Well the New Starts news is out for the rest of the country too in the form of the FTA’s Annual Report on Funding Recommendations [PDF]. Even though some projects are funded without the Fed’s help — take the Expo Line for example — the list of projects funded through New Starts gives you a pretty good sense of what Washington views as critical transit projects for the country.
As the FTA’s report details, 20-plus projects are currently receiving New Starts funding or are recommended to receive it in the coming year. We’re going to focus here on the major new additions to the federal funding rolls, each of which are in the home stretch of the design and environmental review phase.
All told, these six transit lines are projected cost over $12 billion to build, with the federal government contributing about $750 million in 2013 alone. As you’ll see, California and the Pacific Coast are particularly well-represented among new entries into New Starts. A slew of smaller projects totaling $800 million – all good ones in their own right – are also detailed in the full report. The quick blurbs below are meant for easy consumption; you can find much more detail in full report.
Sacramento, Calif.: South Sacramento Corridor Phase 2
The Sacramento Regional Transit District plans to extend its light rail Blue Line southward 4.3-miles, constructing four stations in a fast-growing portion of the state capitol.
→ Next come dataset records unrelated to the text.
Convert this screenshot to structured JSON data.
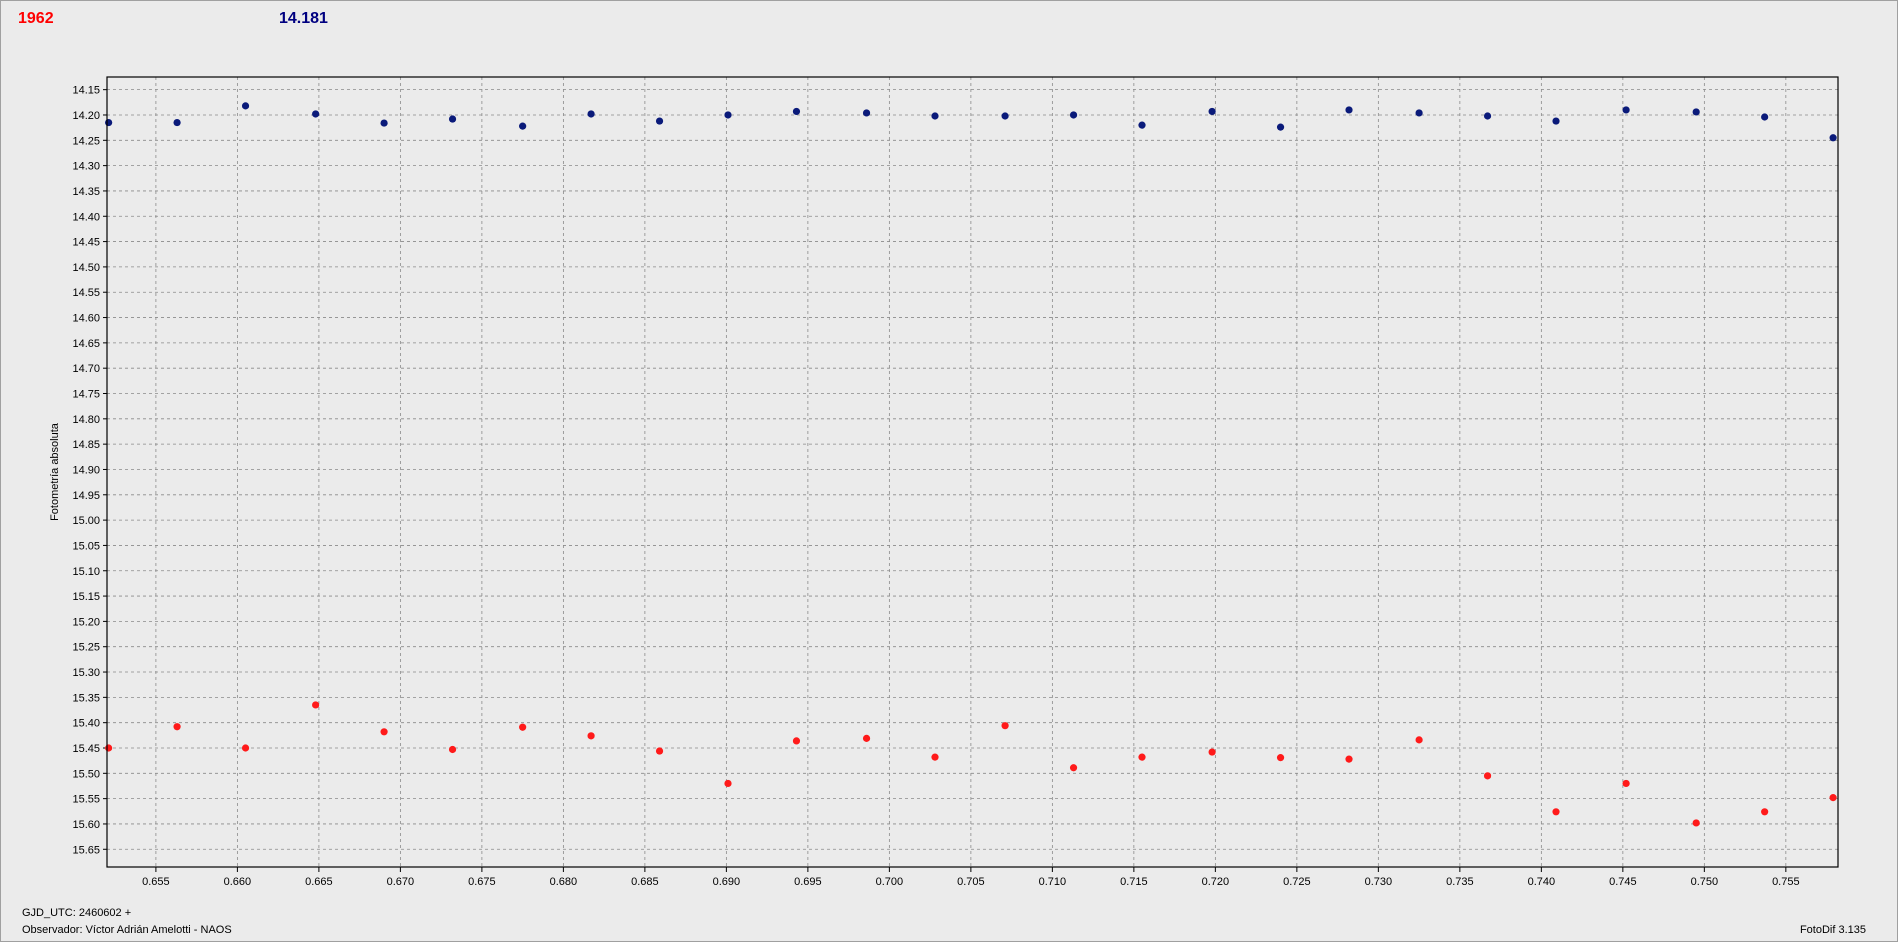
{
  "header": {
    "left_value": "1962",
    "right_value": "14.181"
  },
  "footer": {
    "gjd": "GJD_UTC: 2460602 +",
    "observer": "Observador: Víctor Adrián Amelotti - NAOS",
    "software": "FotoDif 3.135"
  },
  "colors": {
    "series_red": "#ff1a1a",
    "series_blue": "#0a1a7a",
    "header_red": "#ff0000",
    "header_blue": "#000080",
    "background": "#ebebeb",
    "grid": "#8a8a8a"
  },
  "chart_data": {
    "type": "scatter",
    "ylabel": "Fotometría absoluta",
    "xlabel": "",
    "xlim": [
      0.652,
      0.7582
    ],
    "ylim": [
      15.685,
      14.125
    ],
    "y_inverted": true,
    "grid": true,
    "x_ticks": [
      "0.655",
      "0.660",
      "0.665",
      "0.670",
      "0.675",
      "0.680",
      "0.685",
      "0.690",
      "0.695",
      "0.700",
      "0.705",
      "0.710",
      "0.715",
      "0.720",
      "0.725",
      "0.730",
      "0.735",
      "0.740",
      "0.745",
      "0.750",
      "0.755"
    ],
    "y_ticks": [
      "14.15",
      "14.20",
      "14.25",
      "14.30",
      "14.35",
      "14.40",
      "14.45",
      "14.50",
      "14.55",
      "14.60",
      "14.65",
      "14.70",
      "14.75",
      "14.80",
      "14.85",
      "14.90",
      "14.95",
      "15.00",
      "15.05",
      "15.10",
      "15.15",
      "15.20",
      "15.25",
      "15.30",
      "15.35",
      "15.40",
      "15.45",
      "15.50",
      "15.55",
      "15.60",
      "15.65"
    ],
    "x": [
      0.6521,
      0.6563,
      0.6605,
      0.6648,
      0.669,
      0.6732,
      0.6775,
      0.6817,
      0.6859,
      0.6901,
      0.6943,
      0.6986,
      0.7028,
      0.7071,
      0.7113,
      0.7155,
      0.7198,
      0.724,
      0.7282,
      0.7325,
      0.7367,
      0.7409,
      0.7452,
      0.7495,
      0.7537,
      0.7579
    ],
    "series": [
      {
        "color": "#0a1a7a",
        "values": [
          14.215,
          14.215,
          14.182,
          14.198,
          14.216,
          14.208,
          14.222,
          14.198,
          14.212,
          14.2,
          14.193,
          14.196,
          14.202,
          14.202,
          14.2,
          14.22,
          14.193,
          14.224,
          14.19,
          14.196,
          14.202,
          14.212,
          14.19,
          14.194,
          14.204,
          14.245
        ]
      },
      {
        "color": "#ff1a1a",
        "values": [
          15.45,
          15.408,
          15.45,
          15.365,
          15.418,
          15.453,
          15.409,
          15.426,
          15.456,
          15.52,
          15.436,
          15.431,
          15.468,
          15.406,
          15.489,
          15.468,
          15.458,
          15.469,
          15.472,
          15.434,
          15.505,
          15.576,
          15.52,
          15.598,
          15.576,
          15.548
        ]
      }
    ]
  }
}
Estimates project 10,000 daily riders along the new segment by 2030.
San Francisco, Calif.: Third Street Light Rail Phase 2 – Central Subway
Long a transit dream, the San Francisco Central Subway moves closer to reality thanks to the FTA’s commitment to support construction to the tune of nearly $1 billion over the life of the project. While only 1.7 miles long, the new light rail subway packs a big punch: 35,000 projected daily trips. More to the point, the Central Subway will mean faster and more comfortable trips for those who are currently riding crowded buses — even though they come every two minutes — through the corridor in thick traffic. The line will also improve connections throughout the transit system in San Francisco by more directly linking the Caltrain terminal to Market Street and Chinatown.
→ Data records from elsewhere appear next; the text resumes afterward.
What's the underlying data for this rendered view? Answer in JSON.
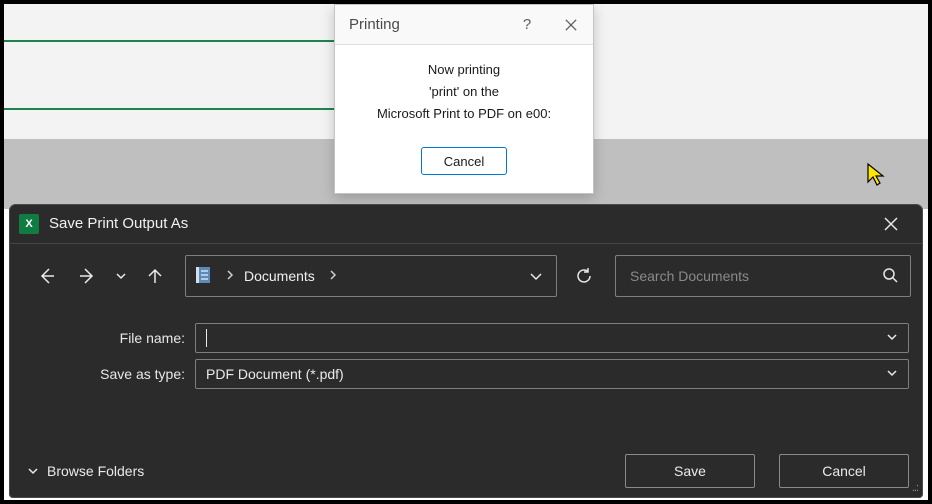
{
  "printing": {
    "title": "Printing",
    "line1": "Now printing",
    "line2": "'print' on the",
    "line3": "Microsoft Print to PDF on e00:",
    "cancel": "Cancel"
  },
  "save": {
    "title": "Save Print Output As",
    "breadcrumb": "Documents",
    "search_placeholder": "Search Documents",
    "file_name_label": "File name:",
    "file_name_value": "",
    "save_as_type_label": "Save as type:",
    "save_as_type_value": "PDF Document (*.pdf)",
    "browse_folders": "Browse Folders",
    "save_btn": "Save",
    "cancel_btn": "Cancel"
  }
}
San José, Calif.: Silicon Valley Berryessa Extension Project
Transit on the southern end of the Bay Area will get a federal boost in the form of a $900-million grant to support the extension of BART towards San José. The first ten-mile segment will feature only two stations, but 4,800 parking spots — likely an indication that BART is gearing this extension primarily toward commuters. Though the first extension won’t make it all the way into downtown San José — that will require another six miles of track — it will directly connect the BART system to the Santa Clara Valley transit system; and linking the two should make both work better for everyone.
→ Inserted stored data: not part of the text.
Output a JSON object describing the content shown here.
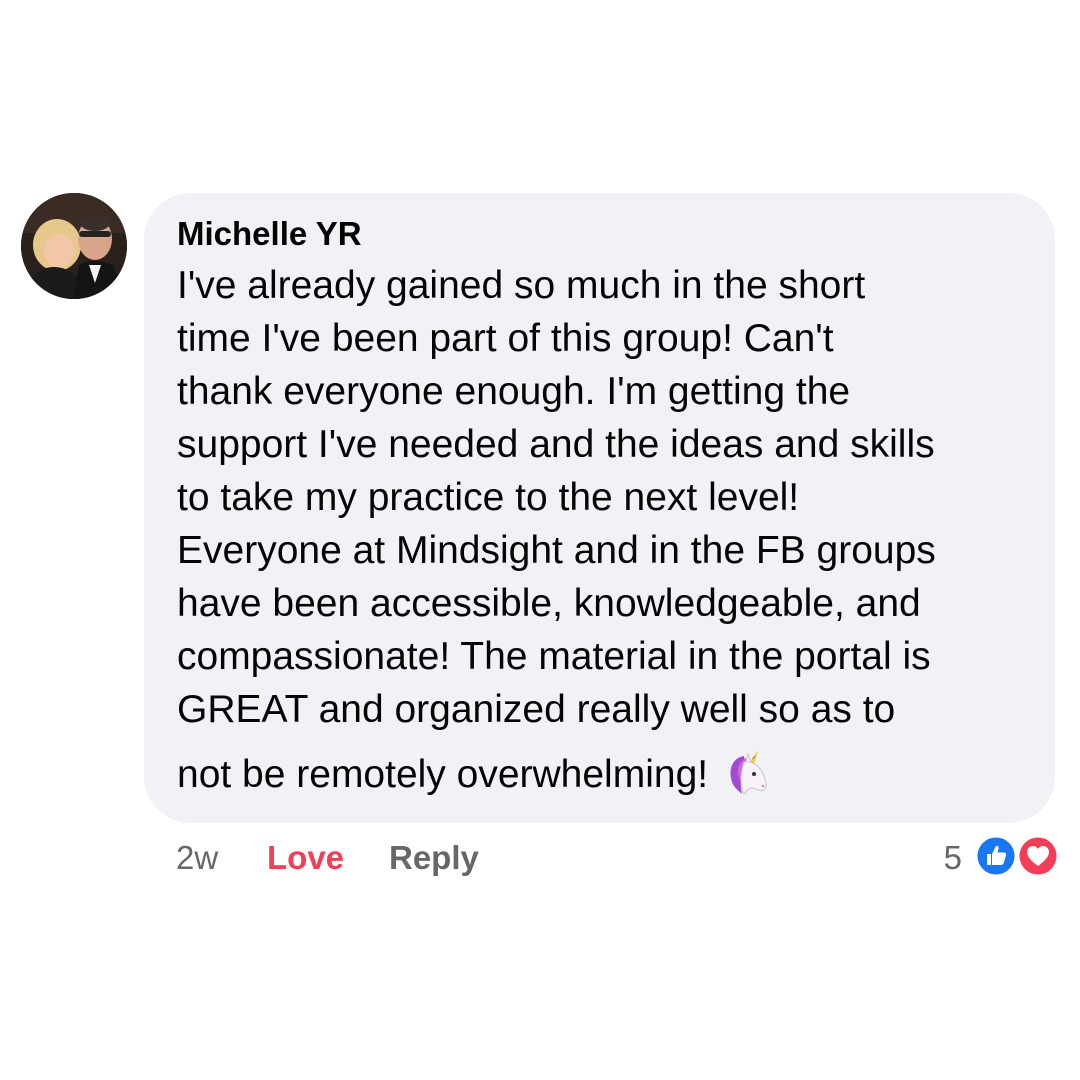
{
  "comment": {
    "author": "Michelle YR",
    "lines": [
      "I've already gained so much in the short",
      "time I've been part of this group! Can't",
      "thank everyone enough. I'm getting the",
      "support I've needed and the ideas and skills",
      "to take my practice to the next level!",
      "Everyone at Mindsight and in the FB groups",
      "have been accessible, knowledgeable, and",
      "compassionate! The material in the portal is",
      "GREAT and organized really well so as to"
    ],
    "last_line": "not be remotely overwhelming!",
    "emoji": "unicorn-icon"
  },
  "actions": {
    "time": "2w",
    "love_label": "Love",
    "reply_label": "Reply"
  },
  "reactions": {
    "count": "5",
    "types": [
      "like-icon",
      "heart-icon"
    ]
  },
  "colors": {
    "bubble": "#f0f2f5",
    "text": "#050505",
    "muted": "#65676b",
    "love": "#f33e58",
    "like_blue": "#1877f2",
    "heart_red": "#f33e58"
  }
}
Honolulu, Hawaii.: High Capacity Transit Corridor Project
This 20-mile heavy-rail project is perhaps most notability for one key technological system: fully automated operation. That means the trains can run on their own without drivers, which makes really high frequency service more affordable for the transit agency. And that means shorter wait times at stations, projected to be 3 minutes during rush hour and 6 minutes off-peak. Ridership is expected to hit nearly 120,000 people per day by 2030.
Portland, Ore.: Portland-Milwaukie Light Rail Project
This 7.3-mile light rail project will extend the MAX Yellow Line from downtown Portland to the town of Milwaukie to the southeast. One key feature will be a new multi-modal bridge over the Willamette River dedicated exclusively to light rail trains, buses, bicyclists and pedestrians. The FTA report notes that “the project will link downtown Portland with regional educational institutions, dense urban neighborhoods, and emerging growth areas in East Portland and Milwaukie.”
Charlotte, N.C.: LYNX Blue Line Extension – Northeast Corridor
As we’ve covered in the past, Charlotte is aggressively expanding transit and this next piece looks to be a good candidate for light rail: It will connect the city’s downtown to the University of North Carolina-Charlotte — two major destinations in the region — via a 9.3-mile rail line featuring 11 stations.